An experienced antique furniture and fine arts specialist. He also spent four years as an antique furniture restorer.
Previously, Ioannis has worked at numerous leading provincial fine arts auction houses as a specialist valuer and full time furniture and works of art specialist.
Now an independent fine arts consultant and writer – his book
‘The English and their tea’ – a study of the history of the traditional English love affair with tea, which incorporates the historical development of the tea caddy – is to be published in due course.
Although Ioannis’s his work takes him around the globe – he is primarily based in the UK.
KP – Quotes
My work, of course, from the critical perspective, may be considered as nothing more than a complete irrelevance – that is for others and for time to decide.
Art is but a window through which one can see the world
I seek to be an artist not just for my own time but also for times past and times future. Indeed, an artist for all time. For me, this is the only acid test by which one should evaluate my work. Critics must ask – is my work relevant today, will it be relevant in the future and does my work connect to the past? Show me these qualities in an artist ‘s work – and I will show you work to which I can relate.

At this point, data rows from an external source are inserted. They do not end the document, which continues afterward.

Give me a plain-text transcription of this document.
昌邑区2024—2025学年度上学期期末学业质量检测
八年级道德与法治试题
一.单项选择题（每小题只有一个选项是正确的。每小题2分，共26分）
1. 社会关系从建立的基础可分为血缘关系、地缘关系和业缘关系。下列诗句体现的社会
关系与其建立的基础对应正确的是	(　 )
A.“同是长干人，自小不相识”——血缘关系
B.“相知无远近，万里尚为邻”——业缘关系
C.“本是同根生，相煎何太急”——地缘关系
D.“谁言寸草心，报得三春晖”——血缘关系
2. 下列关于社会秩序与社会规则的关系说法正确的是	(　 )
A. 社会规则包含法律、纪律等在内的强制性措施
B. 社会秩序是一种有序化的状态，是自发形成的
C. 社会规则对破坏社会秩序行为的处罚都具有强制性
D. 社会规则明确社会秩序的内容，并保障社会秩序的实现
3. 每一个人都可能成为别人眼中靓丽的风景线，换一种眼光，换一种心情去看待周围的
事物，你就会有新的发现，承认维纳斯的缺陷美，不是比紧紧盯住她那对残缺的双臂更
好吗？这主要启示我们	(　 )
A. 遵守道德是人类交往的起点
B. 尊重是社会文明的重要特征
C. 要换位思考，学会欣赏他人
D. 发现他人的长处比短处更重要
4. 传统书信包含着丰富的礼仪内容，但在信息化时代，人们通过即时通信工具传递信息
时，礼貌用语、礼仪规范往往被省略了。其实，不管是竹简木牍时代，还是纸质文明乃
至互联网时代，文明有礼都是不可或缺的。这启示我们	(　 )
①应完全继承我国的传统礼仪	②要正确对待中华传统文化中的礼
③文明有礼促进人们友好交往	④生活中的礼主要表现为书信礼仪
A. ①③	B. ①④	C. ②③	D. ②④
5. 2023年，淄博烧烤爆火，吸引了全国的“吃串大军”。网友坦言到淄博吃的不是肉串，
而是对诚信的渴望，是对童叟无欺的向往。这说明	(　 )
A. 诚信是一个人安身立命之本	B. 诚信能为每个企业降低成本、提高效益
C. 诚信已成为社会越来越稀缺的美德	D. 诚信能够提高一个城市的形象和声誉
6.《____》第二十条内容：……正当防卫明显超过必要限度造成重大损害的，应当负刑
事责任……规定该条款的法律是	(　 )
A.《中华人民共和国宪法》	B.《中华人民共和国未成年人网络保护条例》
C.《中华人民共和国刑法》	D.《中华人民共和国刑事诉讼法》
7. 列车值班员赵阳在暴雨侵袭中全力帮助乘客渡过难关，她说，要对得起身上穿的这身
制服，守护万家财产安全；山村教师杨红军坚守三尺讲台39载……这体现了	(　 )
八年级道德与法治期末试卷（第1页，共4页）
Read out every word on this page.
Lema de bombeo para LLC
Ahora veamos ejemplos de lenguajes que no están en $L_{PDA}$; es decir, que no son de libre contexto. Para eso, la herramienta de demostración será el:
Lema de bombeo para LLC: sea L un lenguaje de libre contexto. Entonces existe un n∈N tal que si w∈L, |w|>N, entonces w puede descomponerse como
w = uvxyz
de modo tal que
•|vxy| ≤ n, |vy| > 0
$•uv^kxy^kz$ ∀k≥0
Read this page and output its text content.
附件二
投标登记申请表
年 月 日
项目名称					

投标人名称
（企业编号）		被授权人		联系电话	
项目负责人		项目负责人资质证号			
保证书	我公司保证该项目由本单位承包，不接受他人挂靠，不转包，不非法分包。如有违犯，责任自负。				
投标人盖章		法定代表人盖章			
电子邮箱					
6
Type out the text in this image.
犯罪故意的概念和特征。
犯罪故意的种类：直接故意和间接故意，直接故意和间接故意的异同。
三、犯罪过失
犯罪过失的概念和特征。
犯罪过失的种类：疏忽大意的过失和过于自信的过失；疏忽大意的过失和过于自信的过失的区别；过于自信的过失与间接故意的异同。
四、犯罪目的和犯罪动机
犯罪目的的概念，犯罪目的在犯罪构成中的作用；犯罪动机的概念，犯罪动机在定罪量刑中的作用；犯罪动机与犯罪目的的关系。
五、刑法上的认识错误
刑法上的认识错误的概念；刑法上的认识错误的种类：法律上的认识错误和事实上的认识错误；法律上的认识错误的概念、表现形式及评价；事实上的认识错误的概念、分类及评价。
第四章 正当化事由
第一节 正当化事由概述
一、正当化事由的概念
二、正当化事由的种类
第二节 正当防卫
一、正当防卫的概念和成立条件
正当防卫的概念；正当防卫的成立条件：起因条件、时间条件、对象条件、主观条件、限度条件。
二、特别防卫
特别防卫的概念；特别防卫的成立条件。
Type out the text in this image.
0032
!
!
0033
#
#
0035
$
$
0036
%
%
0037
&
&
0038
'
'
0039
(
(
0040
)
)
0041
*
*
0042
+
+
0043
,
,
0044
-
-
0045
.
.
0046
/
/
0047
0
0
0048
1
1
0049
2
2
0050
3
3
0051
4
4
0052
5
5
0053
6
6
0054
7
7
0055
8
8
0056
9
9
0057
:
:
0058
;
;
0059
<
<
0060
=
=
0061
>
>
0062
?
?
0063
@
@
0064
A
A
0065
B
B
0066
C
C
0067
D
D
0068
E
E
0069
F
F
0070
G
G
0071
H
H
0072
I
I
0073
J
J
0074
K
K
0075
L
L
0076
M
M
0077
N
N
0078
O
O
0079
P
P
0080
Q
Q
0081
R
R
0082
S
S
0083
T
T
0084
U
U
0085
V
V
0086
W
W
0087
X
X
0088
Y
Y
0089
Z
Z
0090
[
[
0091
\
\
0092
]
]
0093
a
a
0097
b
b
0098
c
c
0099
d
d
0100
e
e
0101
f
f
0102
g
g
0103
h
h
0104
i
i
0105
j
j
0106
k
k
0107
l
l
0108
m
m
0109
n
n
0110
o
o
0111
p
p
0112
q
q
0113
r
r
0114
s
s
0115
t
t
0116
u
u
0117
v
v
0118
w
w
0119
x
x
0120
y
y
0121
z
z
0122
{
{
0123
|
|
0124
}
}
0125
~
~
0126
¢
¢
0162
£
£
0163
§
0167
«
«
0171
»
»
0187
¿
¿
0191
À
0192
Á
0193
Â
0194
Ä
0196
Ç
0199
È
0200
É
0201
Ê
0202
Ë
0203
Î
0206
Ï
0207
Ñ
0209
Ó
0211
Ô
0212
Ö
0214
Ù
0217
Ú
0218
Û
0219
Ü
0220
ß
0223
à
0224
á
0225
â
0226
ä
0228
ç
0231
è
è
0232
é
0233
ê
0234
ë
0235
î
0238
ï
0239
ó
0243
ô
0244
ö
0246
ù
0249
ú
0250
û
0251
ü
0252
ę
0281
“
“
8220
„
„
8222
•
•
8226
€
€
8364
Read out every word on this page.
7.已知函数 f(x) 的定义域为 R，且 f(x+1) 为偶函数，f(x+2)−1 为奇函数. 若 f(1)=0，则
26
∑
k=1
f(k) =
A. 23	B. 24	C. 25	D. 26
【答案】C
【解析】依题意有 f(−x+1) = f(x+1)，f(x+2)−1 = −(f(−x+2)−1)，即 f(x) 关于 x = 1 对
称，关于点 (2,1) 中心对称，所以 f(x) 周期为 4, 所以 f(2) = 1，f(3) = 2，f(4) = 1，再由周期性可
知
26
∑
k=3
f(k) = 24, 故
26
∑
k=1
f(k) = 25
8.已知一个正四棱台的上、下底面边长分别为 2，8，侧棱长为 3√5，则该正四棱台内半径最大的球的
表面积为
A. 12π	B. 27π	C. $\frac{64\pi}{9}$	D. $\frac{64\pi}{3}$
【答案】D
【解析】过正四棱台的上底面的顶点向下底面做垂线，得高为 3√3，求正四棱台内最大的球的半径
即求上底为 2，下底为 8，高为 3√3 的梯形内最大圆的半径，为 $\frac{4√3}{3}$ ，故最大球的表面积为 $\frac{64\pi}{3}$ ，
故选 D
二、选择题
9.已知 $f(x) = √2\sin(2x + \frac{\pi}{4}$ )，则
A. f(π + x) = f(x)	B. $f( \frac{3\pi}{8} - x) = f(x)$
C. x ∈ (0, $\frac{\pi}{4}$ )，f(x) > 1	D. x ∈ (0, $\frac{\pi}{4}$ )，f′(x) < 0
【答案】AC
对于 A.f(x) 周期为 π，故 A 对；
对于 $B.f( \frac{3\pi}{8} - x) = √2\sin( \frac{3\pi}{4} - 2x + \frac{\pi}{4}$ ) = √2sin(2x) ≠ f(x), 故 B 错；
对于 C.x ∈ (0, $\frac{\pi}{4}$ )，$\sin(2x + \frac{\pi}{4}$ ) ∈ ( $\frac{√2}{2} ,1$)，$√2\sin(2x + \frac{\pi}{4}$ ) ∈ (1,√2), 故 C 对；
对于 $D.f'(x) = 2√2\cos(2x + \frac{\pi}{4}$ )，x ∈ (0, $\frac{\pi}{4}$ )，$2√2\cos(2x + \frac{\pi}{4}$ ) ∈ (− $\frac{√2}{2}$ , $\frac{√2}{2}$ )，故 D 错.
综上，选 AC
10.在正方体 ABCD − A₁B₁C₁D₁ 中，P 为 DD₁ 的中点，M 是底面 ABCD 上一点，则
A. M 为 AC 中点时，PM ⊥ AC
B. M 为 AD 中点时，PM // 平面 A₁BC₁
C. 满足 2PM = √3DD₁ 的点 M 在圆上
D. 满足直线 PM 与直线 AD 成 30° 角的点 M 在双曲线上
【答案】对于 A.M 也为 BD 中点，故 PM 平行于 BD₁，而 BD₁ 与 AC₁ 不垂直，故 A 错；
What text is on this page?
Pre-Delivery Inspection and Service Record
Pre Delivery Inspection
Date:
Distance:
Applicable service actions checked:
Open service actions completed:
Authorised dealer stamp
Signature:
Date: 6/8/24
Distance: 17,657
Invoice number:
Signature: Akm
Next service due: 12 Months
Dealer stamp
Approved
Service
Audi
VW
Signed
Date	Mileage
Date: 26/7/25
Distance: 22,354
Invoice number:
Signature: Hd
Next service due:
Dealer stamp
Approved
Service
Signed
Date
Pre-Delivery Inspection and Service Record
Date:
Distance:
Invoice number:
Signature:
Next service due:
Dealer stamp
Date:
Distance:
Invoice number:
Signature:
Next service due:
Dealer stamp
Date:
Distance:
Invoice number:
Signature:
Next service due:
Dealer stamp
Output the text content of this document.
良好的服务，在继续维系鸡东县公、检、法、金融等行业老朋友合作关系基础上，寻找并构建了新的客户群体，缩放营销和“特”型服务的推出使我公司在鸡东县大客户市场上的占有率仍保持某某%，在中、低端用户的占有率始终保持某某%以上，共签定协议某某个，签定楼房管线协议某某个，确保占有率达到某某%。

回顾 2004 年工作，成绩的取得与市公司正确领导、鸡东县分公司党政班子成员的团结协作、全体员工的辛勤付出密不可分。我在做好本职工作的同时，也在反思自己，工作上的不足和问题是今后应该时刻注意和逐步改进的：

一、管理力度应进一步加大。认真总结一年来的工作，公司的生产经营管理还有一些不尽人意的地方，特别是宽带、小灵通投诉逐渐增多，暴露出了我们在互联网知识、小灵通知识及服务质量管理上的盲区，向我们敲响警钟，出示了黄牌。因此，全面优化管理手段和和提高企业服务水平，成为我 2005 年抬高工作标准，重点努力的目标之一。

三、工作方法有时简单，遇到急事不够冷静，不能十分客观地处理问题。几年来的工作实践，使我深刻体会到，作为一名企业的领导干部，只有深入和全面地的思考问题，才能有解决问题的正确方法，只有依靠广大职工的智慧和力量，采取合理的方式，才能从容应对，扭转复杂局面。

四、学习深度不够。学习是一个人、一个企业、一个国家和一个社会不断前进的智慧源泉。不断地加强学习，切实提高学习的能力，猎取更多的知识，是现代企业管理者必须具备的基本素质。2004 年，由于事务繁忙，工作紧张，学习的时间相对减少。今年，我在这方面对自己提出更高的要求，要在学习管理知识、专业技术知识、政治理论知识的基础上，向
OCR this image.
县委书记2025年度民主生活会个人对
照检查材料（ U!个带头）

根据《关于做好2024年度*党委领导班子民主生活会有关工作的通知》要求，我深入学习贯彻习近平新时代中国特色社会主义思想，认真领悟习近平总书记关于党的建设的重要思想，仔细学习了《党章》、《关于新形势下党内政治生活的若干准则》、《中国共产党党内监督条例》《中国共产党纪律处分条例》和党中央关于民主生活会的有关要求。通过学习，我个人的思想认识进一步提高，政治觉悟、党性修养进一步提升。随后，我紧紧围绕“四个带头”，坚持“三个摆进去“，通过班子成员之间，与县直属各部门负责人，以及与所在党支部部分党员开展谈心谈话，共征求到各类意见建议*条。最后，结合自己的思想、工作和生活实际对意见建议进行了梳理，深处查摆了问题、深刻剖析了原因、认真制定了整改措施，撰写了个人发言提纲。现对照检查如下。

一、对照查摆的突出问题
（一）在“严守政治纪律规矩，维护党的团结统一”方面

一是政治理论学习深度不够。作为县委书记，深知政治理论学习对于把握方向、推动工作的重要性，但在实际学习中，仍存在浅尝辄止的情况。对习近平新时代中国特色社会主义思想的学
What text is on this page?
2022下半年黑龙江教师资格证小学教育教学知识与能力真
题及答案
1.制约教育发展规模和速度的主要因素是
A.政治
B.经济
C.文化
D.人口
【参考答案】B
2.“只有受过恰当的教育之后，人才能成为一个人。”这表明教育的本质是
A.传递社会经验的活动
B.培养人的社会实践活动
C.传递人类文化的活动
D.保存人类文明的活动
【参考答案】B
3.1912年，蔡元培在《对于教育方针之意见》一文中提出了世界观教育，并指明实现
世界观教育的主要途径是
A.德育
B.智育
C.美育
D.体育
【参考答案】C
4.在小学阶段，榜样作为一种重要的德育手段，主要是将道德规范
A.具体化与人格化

I hope that all my work – at least in some way – can be seen to be closely attuned to nature, to mans spirituality, to mans imperfections, to mans perversity, to mans insecurity, to all the eccentricities of the human condition. I hope, too, that my work can be intellectually vigorous, to be rebellious, to explore all there is to mans psyche, to make the viewer think. I want the viewer to enjoy the piece-and I want it to move them emotionally in some way.
Much of my art is quite simplistic in its abstract ideas. I only have one essential rule when I am creating an artwork and that is this: – above all else – I try, always, always, always, to produce work of a quality. A quality that enables a piece of artwork to dare to presume that it can have the singular and bold audacity to think that it can sit along side the work of the great masters from history; with those artists that are accomplished today, and, to be considered a reasonable piece of art – by the artists of the future – all of whom – are my constant inspiration.
My art is me, ’tis ‘I’ – I am my art
Without art – I am nothing – I am dead
There have been times in my life – when my art has saved my life – it is the reason I exist. That may be sad, it may be shallow and selfish – but it is still a fact.